SOMETHING THAT BREAKS THE MOLD: NEARING-DEATH AWARENESS
When I started my work in hospice, almost 15 years ago now, the phenomena of Near Death Awareness (NDA) fascinated me. Not because I didn’t believe it happened. I certainly did. But to work in a field where it happens repeatedly and across all boundaries of identity had me convinced early on that this was a universal human phenomena and symptom of dying like pain or shortness of breath. It was a part of the constellation of healthcare issues a person could have at the end of life.
I started to notice, however, that families often had a hard time wrapping their heads around it. Especially if that family was religious, and even more especially if that family’s religion was hostile to the idea of spirits. As one example, within Protestant Christianity, the only accepted spirits are the Trinity, a few angels and Jesus. Everyone else is pretty much a demon or an agent of the Devil. So in that spiritual framework, there is no room for the Dead coming back to guide anyone to their next life, whatever they believe that to be. Over the years, I started doing work as a chaplain to help families understand the difference between religious belief and doctrine, and what is a human, spiritual condition that exists and occurs independent of religion.
This became so pressing for me that I decided to get my doctorate in counseling and focused on this in my dissertation. NDAs are understood to be a part of the larger phenomena of Near Death Experiences, like people seeing lights at the end of the tunnel and then being thrust back into their bodies in the ER. I studied scientific research and theories on these things as well, and discovered that science as a discipline is deeply challenged by these NDAs and NDEs because science and medicine INSIST that brain function is the only measure of aliveness. There is a subtle fundamentalism in certain areas of science that refuse to consider that human consciousness may be more than synapses firing in the brain. Stories about of individuals who were certifiably dead, often for several minutes beyond what is considered humanly possible to live, coming back. Not only do people come back, but they recall minute details of things going on around them that are not logically possible.

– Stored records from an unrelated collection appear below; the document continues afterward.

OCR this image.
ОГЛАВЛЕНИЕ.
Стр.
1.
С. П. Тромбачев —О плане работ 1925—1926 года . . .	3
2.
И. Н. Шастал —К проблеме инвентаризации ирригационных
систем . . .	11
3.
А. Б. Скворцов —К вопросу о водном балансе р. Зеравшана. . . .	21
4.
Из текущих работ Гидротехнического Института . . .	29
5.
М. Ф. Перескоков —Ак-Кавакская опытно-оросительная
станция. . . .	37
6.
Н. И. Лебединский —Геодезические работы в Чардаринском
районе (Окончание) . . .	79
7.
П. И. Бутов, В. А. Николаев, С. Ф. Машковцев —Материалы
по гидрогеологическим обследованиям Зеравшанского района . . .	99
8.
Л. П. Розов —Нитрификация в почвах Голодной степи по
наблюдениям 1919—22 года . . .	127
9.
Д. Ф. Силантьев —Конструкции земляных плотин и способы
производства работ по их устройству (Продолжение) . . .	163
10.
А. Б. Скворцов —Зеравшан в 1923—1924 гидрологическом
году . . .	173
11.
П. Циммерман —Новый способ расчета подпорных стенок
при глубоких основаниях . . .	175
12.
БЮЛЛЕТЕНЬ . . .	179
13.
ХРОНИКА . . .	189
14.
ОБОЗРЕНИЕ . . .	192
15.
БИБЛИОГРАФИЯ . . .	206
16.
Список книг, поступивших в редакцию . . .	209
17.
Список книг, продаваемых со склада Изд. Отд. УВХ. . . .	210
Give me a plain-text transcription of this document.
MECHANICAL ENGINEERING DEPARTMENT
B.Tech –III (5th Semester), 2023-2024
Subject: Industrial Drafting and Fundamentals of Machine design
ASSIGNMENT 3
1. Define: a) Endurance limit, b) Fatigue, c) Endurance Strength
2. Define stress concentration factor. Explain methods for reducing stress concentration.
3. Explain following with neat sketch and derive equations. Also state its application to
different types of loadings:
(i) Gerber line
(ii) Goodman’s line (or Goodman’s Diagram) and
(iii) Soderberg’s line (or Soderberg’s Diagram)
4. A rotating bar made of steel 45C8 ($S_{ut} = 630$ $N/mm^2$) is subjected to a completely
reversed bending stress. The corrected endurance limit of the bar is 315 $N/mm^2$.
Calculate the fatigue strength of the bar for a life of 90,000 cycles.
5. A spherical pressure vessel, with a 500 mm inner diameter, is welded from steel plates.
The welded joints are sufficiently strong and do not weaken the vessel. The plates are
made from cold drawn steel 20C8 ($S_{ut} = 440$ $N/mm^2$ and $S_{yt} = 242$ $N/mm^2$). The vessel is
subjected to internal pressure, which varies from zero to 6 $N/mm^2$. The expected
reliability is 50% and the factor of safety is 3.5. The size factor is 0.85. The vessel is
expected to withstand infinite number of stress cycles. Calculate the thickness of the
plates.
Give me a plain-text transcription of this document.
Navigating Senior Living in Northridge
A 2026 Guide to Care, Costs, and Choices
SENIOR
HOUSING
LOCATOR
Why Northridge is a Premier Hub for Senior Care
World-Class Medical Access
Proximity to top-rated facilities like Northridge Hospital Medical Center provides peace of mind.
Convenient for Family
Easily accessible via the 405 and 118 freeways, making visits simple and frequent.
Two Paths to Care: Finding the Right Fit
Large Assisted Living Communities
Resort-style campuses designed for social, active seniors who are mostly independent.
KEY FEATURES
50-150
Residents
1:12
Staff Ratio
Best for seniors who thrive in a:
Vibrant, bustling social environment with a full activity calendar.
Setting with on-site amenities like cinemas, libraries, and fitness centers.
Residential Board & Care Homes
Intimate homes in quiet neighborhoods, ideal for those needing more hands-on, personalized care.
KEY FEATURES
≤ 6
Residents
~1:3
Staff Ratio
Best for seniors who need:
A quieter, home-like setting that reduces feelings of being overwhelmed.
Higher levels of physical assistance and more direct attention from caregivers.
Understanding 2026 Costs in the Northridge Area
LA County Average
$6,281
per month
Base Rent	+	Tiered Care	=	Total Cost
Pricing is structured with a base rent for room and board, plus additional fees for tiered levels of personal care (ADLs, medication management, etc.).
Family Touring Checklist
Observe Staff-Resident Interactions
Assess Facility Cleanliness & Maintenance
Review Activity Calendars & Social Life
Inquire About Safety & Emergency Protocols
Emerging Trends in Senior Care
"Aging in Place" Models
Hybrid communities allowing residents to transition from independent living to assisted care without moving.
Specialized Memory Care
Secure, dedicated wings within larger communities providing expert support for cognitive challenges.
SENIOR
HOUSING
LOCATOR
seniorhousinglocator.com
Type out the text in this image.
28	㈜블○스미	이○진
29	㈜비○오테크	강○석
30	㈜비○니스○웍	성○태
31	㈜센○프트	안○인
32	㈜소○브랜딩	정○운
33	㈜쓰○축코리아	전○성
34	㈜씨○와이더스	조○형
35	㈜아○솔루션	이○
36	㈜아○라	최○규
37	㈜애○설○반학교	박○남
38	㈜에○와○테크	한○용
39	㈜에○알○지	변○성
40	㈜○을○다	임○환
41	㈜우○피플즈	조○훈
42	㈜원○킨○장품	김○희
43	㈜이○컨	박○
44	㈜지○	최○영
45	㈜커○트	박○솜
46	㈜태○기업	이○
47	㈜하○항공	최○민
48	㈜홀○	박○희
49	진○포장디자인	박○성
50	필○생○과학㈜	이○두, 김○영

Do I think a day will come where we will understand NDAs and NDEs fully? Yes, I do. But I think when that happens, both science/medicine and religion will have to re-evaluate their assumptions and what they know to be true. They will come to understand that both of them cannot completely capture the complexities of the spirituality of being human without having a dialogue to grasp the pieces of the puzzle they both hold.
What I have been taught by dying patients and their families is that NDAs give patients the opportunity to prepare themselves for what’s next. But also, sometimes, the NDAs also give that dying person the opportunity for healing and resolution. I had an African American patient who was cared for by her daughter. I had visited them several times. In what I did not know would be our last visit, I walked in the sounds of the patient arguing with someone. I asked the daughter who her mom was yelling at. The daughter told me that her mom was arguing with her deceased mother, who had been coming to the patient over a few days. She said that her mother was molested as a girl and her mother knew but did nothing about it. So when her mother came in the spirit, she came to not only apologize to her daughter for failing her as a mother, but also to help her daughter let go of everything she had been carrying in her life related to that, so the patient would be lighter when she left this world.
I was stunned! I had known many people with NDAs. But this was the first one I heard of where it was clear that working was being done between the living and the dead to ease the emotional burdens of the dying process. This family taught me that sometimes it’s never too late, and our ancestors can play a huge role in making sure we die a good death. This is something I hope we all experience when our time comes too.